Im Übrigen muss der Kläger infolge des nachträglichen Austauschs des Berechtigungsgrunds (Studenteneigenschaft statt Wohnsitz) als Fahrerlaubnisinhaber den Nachweis für das Bestehen des anderen, vom Ausstellermitgliedstaat nicht geprüften und im Führerschein nicht dokumentierten Berechtigungsgrunds erbringen (vgl. BayVGH, Urteil vom Bayerischer Verwaltungsgerichtshof, Urteil vom 16. Juni 2014, a.a.O. Rn. 61). Hieran fehlt es. Der Kläger verweist allein auf die Darlegungs- und Beweislast der Beklagten und meint, dass von ihm nicht nachgewiesen werden müsse, dass die Voraussetzungen für die Erteilung des Führerscheins als Student vorlägen.

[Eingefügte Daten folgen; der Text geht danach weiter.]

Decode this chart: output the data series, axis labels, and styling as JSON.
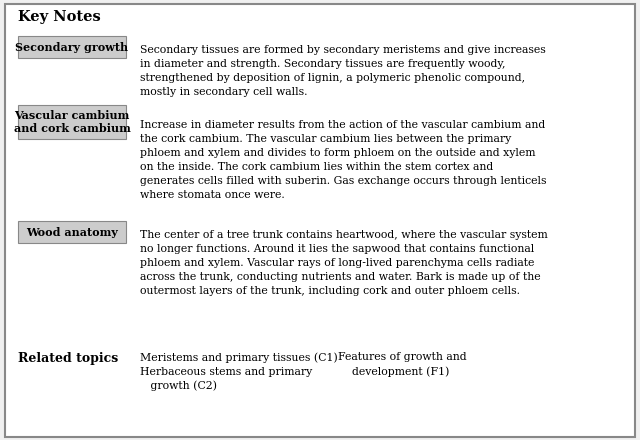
{
  "title": "Key Notes",
  "background_color": "#f0f0f0",
  "border_color": "#888888",
  "box_bg": "#cccccc",
  "box_border": "#888888",
  "entries": [
    {
      "label": "Secondary growth",
      "text": "Secondary tissues are formed by secondary meristems and give increases\nin diameter and strength. Secondary tissues are frequently woody,\nstrengthened by deposition of lignin, a polymeric phenolic compound,\nmostly in secondary cell walls."
    },
    {
      "label": "Vascular cambium\nand cork cambium",
      "text": "Increase in diameter results from the action of the vascular cambium and\nthe cork cambium. The vascular cambium lies between the primary\nphloem and xylem and divides to form phloem on the outside and xylem\non the inside. The cork cambium lies within the stem cortex and\ngenerates cells filled with suberin. Gas exchange occurs through lenticels\nwhere stomata once were."
    },
    {
      "label": "Wood anatomy",
      "text": "The center of a tree trunk contains heartwood, where the vascular system\nno longer functions. Around it lies the sapwood that contains functional\nphloem and xylem. Vascular rays of long-lived parenchyma cells radiate\nacross the trunk, conducting nutrients and water. Bark is made up of the\noutermost layers of the trunk, including cork and outer phloem cells."
    }
  ],
  "related_label": "Related topics",
  "related_col1": "Meristems and primary tissues (C1)    Features of growth and\nHerbaceous stems and primary             development (F1)\n   growth (C2)"
}
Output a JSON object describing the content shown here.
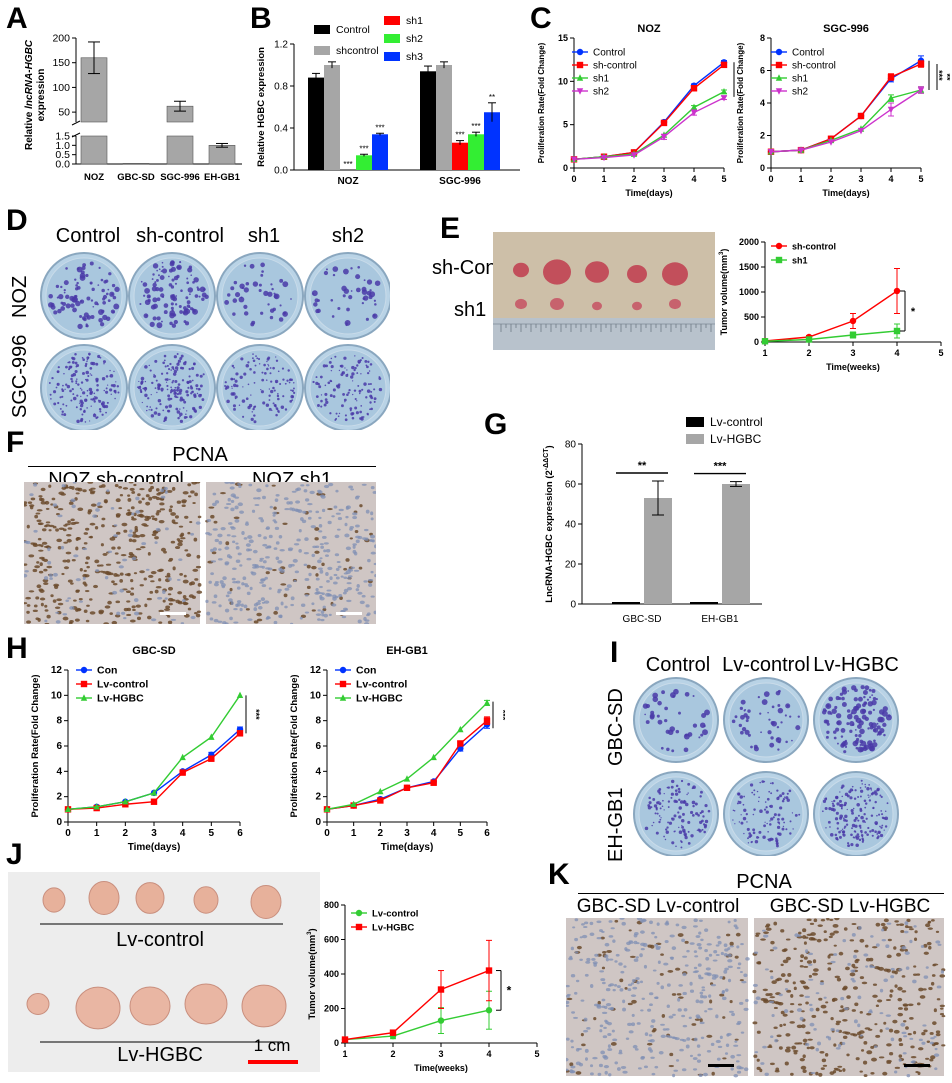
{
  "panels": {
    "a": {
      "letter": "A"
    },
    "b": {
      "letter": "B"
    },
    "c": {
      "letter": "C"
    },
    "d": {
      "letter": "D",
      "columns": [
        "Control",
        "sh-control",
        "sh1",
        "sh2"
      ],
      "rows": [
        "NOZ",
        "SGC-996"
      ]
    },
    "e": {
      "letter": "E",
      "row_labels": [
        "sh-Con",
        "sh1"
      ]
    },
    "f": {
      "letter": "F",
      "header": "PCNA",
      "labels": [
        "NOZ sh-control",
        "NOZ sh1"
      ]
    },
    "g": {
      "letter": "G"
    },
    "h": {
      "letter": "H"
    },
    "i": {
      "letter": "I",
      "columns": [
        "Control",
        "Lv-control",
        "Lv-HGBC"
      ],
      "rows": [
        "GBC-SD",
        "EH-GB1"
      ]
    },
    "j": {
      "letter": "J",
      "labels": [
        "Lv-control",
        "Lv-HGBC"
      ],
      "scale": "1 cm"
    },
    "k": {
      "letter": "K",
      "header": "PCNA",
      "labels": [
        "GBC-SD Lv-control",
        "GBC-SD Lv-HGBC"
      ]
    }
  },
  "chart_data": [
    {
      "id": "A",
      "type": "bar",
      "categories": [
        "NOZ",
        "GBC-SD",
        "SGC-996",
        "EH-GB1"
      ],
      "values": [
        160,
        0.01,
        62,
        1.0
      ],
      "errors": [
        32,
        0.005,
        10,
        0.1
      ],
      "ylabel": "Relative lncRNA-HGBC expression",
      "ylabel_plain": "Relative ",
      "ylabel_italic": "lncRNA-HGBC",
      "ylabel_line2": "expression",
      "axis_break": true,
      "upper_ticks": [
        "50",
        "100",
        "150",
        "200"
      ],
      "lower_ticks": [
        "0.0",
        "0.5",
        "1.0",
        "1.5"
      ],
      "colors": {
        "bar": "#a6a6a6"
      }
    },
    {
      "id": "B",
      "type": "bar",
      "categories": [
        "NOZ",
        "SGC-996"
      ],
      "series": [
        {
          "name": "Control",
          "color": "#000000",
          "values": [
            0.88,
            0.94
          ],
          "errors": [
            0.04,
            0.05
          ]
        },
        {
          "name": "shcontrol",
          "color": "#a6a6a6",
          "values": [
            1.0,
            1.0
          ],
          "errors": [
            0.03,
            0.03
          ]
        },
        {
          "name": "sh1",
          "color": "#ff0000",
          "values": [
            0.0,
            0.26
          ],
          "errors": [
            0.0,
            0.02
          ],
          "sig": [
            "***",
            "***"
          ]
        },
        {
          "name": "sh2",
          "color": "#33ee33",
          "values": [
            0.14,
            0.34
          ],
          "errors": [
            0.01,
            0.02
          ],
          "sig": [
            "***",
            "***"
          ]
        },
        {
          "name": "sh3",
          "color": "#0033ff",
          "values": [
            0.34,
            0.55
          ],
          "errors": [
            0.01,
            0.09
          ],
          "sig": [
            "***",
            "**"
          ]
        }
      ],
      "ylabel": "Relative HGBC expression",
      "ylim": [
        0,
        1.2
      ],
      "yticks": [
        "0.0",
        "0.4",
        "0.8",
        "1.2"
      ]
    },
    {
      "id": "C1",
      "type": "line",
      "title": "NOZ",
      "x": [
        0,
        1,
        2,
        3,
        4,
        5
      ],
      "series": [
        {
          "name": "Control",
          "color": "#0033ff",
          "marker": "circle",
          "values": [
            1.0,
            1.3,
            1.8,
            5.3,
            9.5,
            12.2
          ],
          "errors": [
            0,
            0,
            0,
            0,
            0.2,
            0.2
          ]
        },
        {
          "name": "sh-control",
          "color": "#ff0000",
          "marker": "square",
          "values": [
            1.0,
            1.3,
            1.8,
            5.2,
            9.2,
            11.9
          ],
          "errors": [
            0,
            0,
            0,
            0,
            0.3,
            0.2
          ]
        },
        {
          "name": "sh1",
          "color": "#33cc33",
          "marker": "triangle",
          "values": [
            1.0,
            1.3,
            1.6,
            3.8,
            7.0,
            8.8
          ],
          "errors": [
            0,
            0,
            0,
            0,
            0.2,
            0.2
          ]
        },
        {
          "name": "sh2",
          "color": "#cc33cc",
          "marker": "triangle-down",
          "values": [
            1.0,
            1.2,
            1.5,
            3.6,
            6.4,
            8.1
          ],
          "errors": [
            0,
            0,
            0,
            0.3,
            0.3,
            0.2
          ]
        }
      ],
      "xlabel": "Time(days)",
      "ylabel": "Proliferation Rate(Fold Change)",
      "ylim": [
        0,
        15
      ],
      "yticks": [
        "0",
        "5",
        "10",
        "15"
      ],
      "xticks": [
        "0",
        "1",
        "2",
        "3",
        "4",
        "5"
      ],
      "sig": "***"
    },
    {
      "id": "C2",
      "type": "line",
      "title": "SGC-996",
      "x": [
        0,
        1,
        2,
        3,
        4,
        5
      ],
      "series": [
        {
          "name": "Control",
          "color": "#0033ff",
          "marker": "circle",
          "values": [
            1.0,
            1.1,
            1.8,
            3.2,
            5.5,
            6.6
          ],
          "errors": [
            0,
            0,
            0,
            0,
            0.2,
            0.3
          ]
        },
        {
          "name": "sh-control",
          "color": "#ff0000",
          "marker": "square",
          "values": [
            1.0,
            1.1,
            1.8,
            3.2,
            5.6,
            6.4
          ],
          "errors": [
            0,
            0,
            0,
            0,
            0.2,
            0.2
          ]
        },
        {
          "name": "sh1",
          "color": "#33cc33",
          "marker": "triangle",
          "values": [
            1.0,
            1.1,
            1.7,
            2.4,
            4.3,
            4.8
          ],
          "errors": [
            0,
            0,
            0,
            0,
            0.2,
            0.2
          ]
        },
        {
          "name": "sh2",
          "color": "#cc33cc",
          "marker": "triangle-down",
          "values": [
            1.0,
            1.1,
            1.6,
            2.3,
            3.6,
            4.8
          ],
          "errors": [
            0,
            0,
            0,
            0,
            0.4,
            0.2
          ]
        }
      ],
      "xlabel": "Time(days)",
      "ylabel": "Proliferation Rate(Fold Change)",
      "ylim": [
        0,
        8
      ],
      "yticks": [
        "0",
        "2",
        "4",
        "6",
        "8"
      ],
      "xticks": [
        "0",
        "1",
        "2",
        "3",
        "4",
        "5"
      ],
      "sig": "***"
    },
    {
      "id": "E",
      "type": "line",
      "x": [
        1,
        2,
        3,
        4
      ],
      "series": [
        {
          "name": "sh-control",
          "color": "#ff0000",
          "marker": "circle",
          "values": [
            20,
            100,
            420,
            1020
          ],
          "errors": [
            10,
            30,
            150,
            450
          ]
        },
        {
          "name": "sh1",
          "color": "#33cc33",
          "marker": "square",
          "values": [
            15,
            50,
            140,
            220
          ],
          "errors": [
            10,
            20,
            60,
            140
          ]
        }
      ],
      "xlabel": "Time(weeks)",
      "ylabel": "Tumor volume(mm3)",
      "ylim": [
        0,
        2000
      ],
      "xlim": [
        1,
        5
      ],
      "yticks": [
        "0",
        "500",
        "1000",
        "1500",
        "2000"
      ],
      "xticks": [
        "1",
        "2",
        "3",
        "4",
        "5"
      ],
      "sig": "*"
    },
    {
      "id": "G",
      "type": "bar",
      "categories": [
        "GBC-SD",
        "EH-GB1"
      ],
      "series": [
        {
          "name": "Lv-control",
          "color": "#000000",
          "values": [
            1,
            1
          ],
          "errors": [
            0,
            0
          ]
        },
        {
          "name": "Lv-HGBC",
          "color": "#a6a6a6",
          "values": [
            53,
            60
          ],
          "errors": [
            8.5,
            1.2
          ]
        }
      ],
      "sig": [
        "**",
        "***"
      ],
      "ylabel": "LncRNA-HGBC expression (2-ΔΔCT)",
      "ylim": [
        0,
        80
      ],
      "yticks": [
        "0",
        "20",
        "40",
        "60",
        "80"
      ]
    },
    {
      "id": "H1",
      "type": "line",
      "title": "GBC-SD",
      "x": [
        0,
        1,
        2,
        3,
        4,
        5,
        6
      ],
      "series": [
        {
          "name": "Con",
          "color": "#0033ff",
          "marker": "circle",
          "values": [
            1.0,
            1.2,
            1.6,
            2.3,
            4.0,
            5.3,
            7.3
          ],
          "errors": [
            0,
            0,
            0,
            0,
            0.1,
            0.2,
            0.2
          ]
        },
        {
          "name": "Lv-control",
          "color": "#ff0000",
          "marker": "square",
          "values": [
            1.0,
            1.1,
            1.4,
            1.6,
            3.9,
            5.0,
            7.0
          ],
          "errors": [
            0,
            0,
            0,
            0,
            0.1,
            0.2,
            0.2
          ]
        },
        {
          "name": "Lv-HGBC",
          "color": "#33cc33",
          "marker": "triangle",
          "values": [
            1.0,
            1.2,
            1.6,
            2.3,
            5.1,
            6.7,
            10.0
          ],
          "errors": [
            0,
            0,
            0,
            0,
            0,
            0,
            0
          ]
        }
      ],
      "xlabel": "Time(days)",
      "ylabel": "Proliferation Rate(Fold Change)",
      "ylim": [
        0,
        12
      ],
      "yticks": [
        "0",
        "2",
        "4",
        "6",
        "8",
        "10",
        "12"
      ],
      "xticks": [
        "0",
        "1",
        "2",
        "3",
        "4",
        "5",
        "6"
      ],
      "sig": "***"
    },
    {
      "id": "H2",
      "type": "line",
      "title": "EH-GB1",
      "x": [
        0,
        1,
        2,
        3,
        4,
        5,
        6
      ],
      "series": [
        {
          "name": "Con",
          "color": "#0033ff",
          "marker": "circle",
          "values": [
            1.0,
            1.3,
            1.8,
            2.7,
            3.2,
            5.8,
            7.7
          ],
          "errors": [
            0,
            0,
            0,
            0,
            0.1,
            0.2,
            0.3
          ]
        },
        {
          "name": "Lv-control",
          "color": "#ff0000",
          "marker": "square",
          "values": [
            1.0,
            1.3,
            1.7,
            2.7,
            3.1,
            6.2,
            8.0
          ],
          "errors": [
            0,
            0,
            0,
            0,
            0.1,
            0.2,
            0.3
          ]
        },
        {
          "name": "Lv-HGBC",
          "color": "#33cc33",
          "marker": "triangle",
          "values": [
            1.0,
            1.4,
            2.4,
            3.4,
            5.1,
            7.3,
            9.4
          ],
          "errors": [
            0,
            0,
            0,
            0,
            0,
            0,
            0.2
          ]
        }
      ],
      "xlabel": "Time(days)",
      "ylabel": "Proliferation Rate(Fold Change)",
      "ylim": [
        0,
        12
      ],
      "yticks": [
        "0",
        "2",
        "4",
        "6",
        "8",
        "10",
        "12"
      ],
      "xticks": [
        "0",
        "1",
        "2",
        "3",
        "4",
        "5",
        "6"
      ],
      "sig": "***"
    },
    {
      "id": "J",
      "type": "line",
      "x": [
        1,
        2,
        3,
        4
      ],
      "series": [
        {
          "name": "Lv-control",
          "color": "#33cc33",
          "marker": "circle",
          "values": [
            20,
            40,
            130,
            190
          ],
          "errors": [
            5,
            15,
            75,
            110
          ]
        },
        {
          "name": "Lv-HGBC",
          "color": "#ff0000",
          "marker": "square",
          "values": [
            20,
            60,
            310,
            420
          ],
          "errors": [
            5,
            15,
            110,
            175
          ]
        }
      ],
      "xlabel": "Time(weeks)",
      "ylabel": "Tumor volume(mm3)",
      "ylim": [
        0,
        800
      ],
      "xlim": [
        1,
        5
      ],
      "yticks": [
        "0",
        "200",
        "400",
        "600",
        "800"
      ],
      "xticks": [
        "1",
        "2",
        "3",
        "4",
        "5"
      ],
      "sig": "*"
    }
  ]
}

Für weitere gerichtliche Ermittlungen, die offene Erfolgsaussichten bedingen könnten, besteht ebenfalls kein Anhalt. Unterlässt es ein Beteiligter – wie hier -, zur Klärung der ihn betreffenden, insbesondere der für ihn günstigen Tatsachen beizutragen, gebietet es auch der Amtsermittlungsgrundsatz des § 86 Abs. 1 VwGO nicht, allen auch nur denkbaren Möglichkeiten nachzugehen (vgl. BayVGH, Beschluss vom 5. November 2014 – 11 ZB 14.718 – juris Rn. 14 m.w.N.).
II. Die Kostenentscheidung folgt aus § 154 Abs. 2 VwGO. Außergerichtliche Kosten werden gemäß § 166 VwGO i. V. m. § 127 Abs. 4 ZPO nicht erstattet.
III. Dieser Beschluss ist unanfechtbar (§ 152 Abs. 1 VwGO).